In Malaysia, we have dressmakers and tailors galore who charge very affordable prices to make garments. The tailor I used to go to charges RM20-40 for her labour-which in Aussie dollars is a mere AUD 7-15! If you want something made up, you go to a dressmaker down the road. In Australia however, dressmakers charge by the hour, and labour is expensive, so if you want something made, you have to fork out big time, or, buy a commercial pattern in your size, and sew it yourself.

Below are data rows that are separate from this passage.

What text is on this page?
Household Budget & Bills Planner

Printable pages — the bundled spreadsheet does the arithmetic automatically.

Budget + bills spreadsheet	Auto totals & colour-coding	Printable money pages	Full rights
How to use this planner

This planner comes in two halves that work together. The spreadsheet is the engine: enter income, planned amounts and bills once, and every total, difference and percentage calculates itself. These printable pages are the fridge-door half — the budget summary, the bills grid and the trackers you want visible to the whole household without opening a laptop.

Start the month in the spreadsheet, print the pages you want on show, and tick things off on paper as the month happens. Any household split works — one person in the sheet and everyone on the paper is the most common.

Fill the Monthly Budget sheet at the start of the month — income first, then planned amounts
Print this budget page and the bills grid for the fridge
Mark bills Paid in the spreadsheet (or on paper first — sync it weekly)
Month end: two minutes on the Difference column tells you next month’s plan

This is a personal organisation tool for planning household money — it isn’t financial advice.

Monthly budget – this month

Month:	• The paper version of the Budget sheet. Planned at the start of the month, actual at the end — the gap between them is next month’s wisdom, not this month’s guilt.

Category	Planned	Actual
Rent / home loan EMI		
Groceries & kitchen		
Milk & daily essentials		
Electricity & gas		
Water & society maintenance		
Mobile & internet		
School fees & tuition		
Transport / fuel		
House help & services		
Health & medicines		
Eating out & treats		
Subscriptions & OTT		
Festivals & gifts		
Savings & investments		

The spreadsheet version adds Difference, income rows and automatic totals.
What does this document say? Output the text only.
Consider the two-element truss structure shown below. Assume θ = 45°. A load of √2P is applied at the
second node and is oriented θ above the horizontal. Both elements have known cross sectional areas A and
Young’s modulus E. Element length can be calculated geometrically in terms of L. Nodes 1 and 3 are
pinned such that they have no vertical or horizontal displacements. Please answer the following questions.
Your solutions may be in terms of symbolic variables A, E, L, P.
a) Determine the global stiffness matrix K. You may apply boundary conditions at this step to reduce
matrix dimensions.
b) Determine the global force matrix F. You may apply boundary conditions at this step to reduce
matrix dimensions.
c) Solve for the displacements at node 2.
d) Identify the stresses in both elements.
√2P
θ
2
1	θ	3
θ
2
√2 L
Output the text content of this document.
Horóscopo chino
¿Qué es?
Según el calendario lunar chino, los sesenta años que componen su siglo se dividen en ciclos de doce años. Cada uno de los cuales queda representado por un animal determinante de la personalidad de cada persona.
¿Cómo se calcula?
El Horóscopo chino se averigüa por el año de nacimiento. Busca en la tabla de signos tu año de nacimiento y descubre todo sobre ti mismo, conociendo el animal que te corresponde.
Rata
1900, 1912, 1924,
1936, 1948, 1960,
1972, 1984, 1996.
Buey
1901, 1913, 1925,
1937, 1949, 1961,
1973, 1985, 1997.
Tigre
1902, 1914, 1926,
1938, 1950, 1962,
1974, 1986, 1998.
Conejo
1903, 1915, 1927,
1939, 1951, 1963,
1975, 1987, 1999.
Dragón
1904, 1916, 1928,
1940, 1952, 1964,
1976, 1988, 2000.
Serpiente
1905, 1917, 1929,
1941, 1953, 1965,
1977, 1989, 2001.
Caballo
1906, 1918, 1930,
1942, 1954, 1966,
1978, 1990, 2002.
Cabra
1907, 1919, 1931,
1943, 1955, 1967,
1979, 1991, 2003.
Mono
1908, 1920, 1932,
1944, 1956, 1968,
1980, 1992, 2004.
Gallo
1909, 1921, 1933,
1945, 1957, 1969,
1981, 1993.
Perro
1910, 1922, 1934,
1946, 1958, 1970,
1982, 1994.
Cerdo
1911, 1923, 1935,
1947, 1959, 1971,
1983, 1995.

Coming to Adelaide, I discovered the wonderful world of ready made commercial patterns. There are four main companies producing patterns-Vogue, Simplicity, McCall’s and Butterick-collectively called The Big 4. Fabric and haberdashery stores like Spotlight or Lincraft will have a browsing table with pattern books from the Big 4, as well as other smaller brands like Kwik Sew and Burda. You choose your pattern, your size, note the number and go to the counter and ask for your pattern. The store will have all of the patterns in different sizes in stock filed in filing cabinets. They find that particular pattern number, fish out that pattern, and walla! It’s yours. Pattern prices range between AUD5-25, Vogue being the most expensive.
In Malaysia, commercial patterns aren’t available, and most people aren’t aware of them. Home sewers draft their own patterns using the oriental method, from which they make all their clothes. They start with a dress block of their measurements, which is a bodice and skirt block combined, from which they draft all other patterns. It’s a versatile method-no tissue fitting for every new garment design, and cheaper besides.
When I first came here, I never thought to pick up sewing. But since I was given the sewing machine, and Wyld Man said that I could have an overlocker, I tried my hand at sewing and garment construction and got hooked. However, I remember my mom making her garments from her own dress block, which I didn’t have. So I bought some commercial patterns to try out. But for every different outfit that you want, you needed to purchase a different pattern, a habit that can get expensive, and I’d rather spend my money on fabrics. I decided to learn to draft my own patterns instead, and bought Winifred Aldrich’s Metric Pattern Cutting for Womenswear as well as Dorothy Moore’s Pattern Drafting and Dressmaking book. However, I wanted still wanted some design inspiration-as those books had some rather outdated designs.
I used to walk into Spotlight and stayed an hour just to browse the pattern books. Those books were often at least an inch thick-with about 500-700 pages of designs. I loved looking at the design elements of each piece and studying the technical drawings. I was very happy to find that Lincraft sold out of season pattern books for only AUD5 each. I went and got as many as I could carry home-7!
Some of them were Spring/Summer collections, the others were Winter/Autumn.
Most pages had a textbox with information pertaining to sizes and yardage required for a particular design.
Except for the evening dresses, most of the tops, skirts, pants and dresses I can draft with the help of my pattern drafting books-so I won’t need to buy more commercial patterns. However, I do keep a lookout for difficult patterns or patterns for evening gowns in opshops. This is one which I picked up for a dollar.
For the benefit of those back in Malaysia, I will proceed to explain what is in a commercial pattern.
Patterns come in a paper envelope with the photo or illustration of the design in front, and sizing and yardage requirements on the back.
Some patterns come with multiple design variations, and each design is called View A, View B, View C etc.
Inside the envelope, you get a design sheet, and an instruction sheet.
The instruction sheet gives an overview of pattern pieces you need to cut, sewing instructions and construction sequence.
The pattern sheet is a huge piece of tissue paper with pattern pieces printed on it which you cut out. Seam allowances are usually included, as well as darts placements and markings which you transfer to your fabric.
Each pattern piece is numbered, with instructions for cutting the number of pieces.
Most patterns nowadays are multisized, meaning that you have to choose a size for yourself out of a range of sizes printed on the pattern paper.
Although I was very excited when I first came and discovered commercial patterns, I’ve quickly found that not all the sizing is accurate-the bust may be too big, the length too long, the sleeves may be too large-which can only be resolved with making a test garment and tissue fitting. Aside from that, I’ve mentioned earlier that it can be an expensive habit if you want a range of designs for your garments.
But having learnt how to draft patterns and having thos 7 humongous pattern books, I have the best of both worlds. I have technical drawings to base my drafts on, my garments made on my personal block fits me perfectly, and I don’t have to pay everytime I need a new design.